Reputation: 169
I am running regression models with the function cv.glmnet()
. The argument standardize = TRUE
standardises all x variables (predictors) prior to fitting the model. However, the coefficients are always returned on the original scale for the output / result.

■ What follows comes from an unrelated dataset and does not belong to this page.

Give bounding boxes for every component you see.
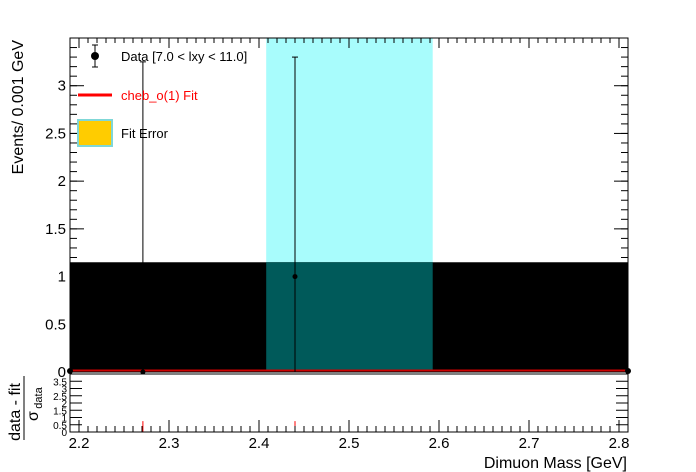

Is there a way of receiving standardized coefficients (beta weights) for the output, so that coefficients are comparable?
Upvotes: 4
Views: 2047
Reputation: 46908
When you standardize or scale, you do (x - mean(x))/sd(x). When regression is done on this, the centering part (- mean(x) ) , goes into the intercept, so only the standard deviate affects your coefficient.
To go from the unscaled coefficients to scaled, you can multiply by the standard deviation.
We can check this, first the regression on scaled x variables:
scaled_mt = mtcars
scaled_mt[,-1] = scale(scaled_mt[,-1])
fit_scaled = lm(mpg ~ .,data=scaled_mt)
The regression on original:
fit = lm(mpg ~ .,data=mtcars)
The glmnet, where I set very low lambda to include all terms:
fit_lasso = cv.glmnet(y=as.matrix(mtcars[,1]),x=as.matrix(mtcars)[,-1],lambda=c(0.0001,0.00001))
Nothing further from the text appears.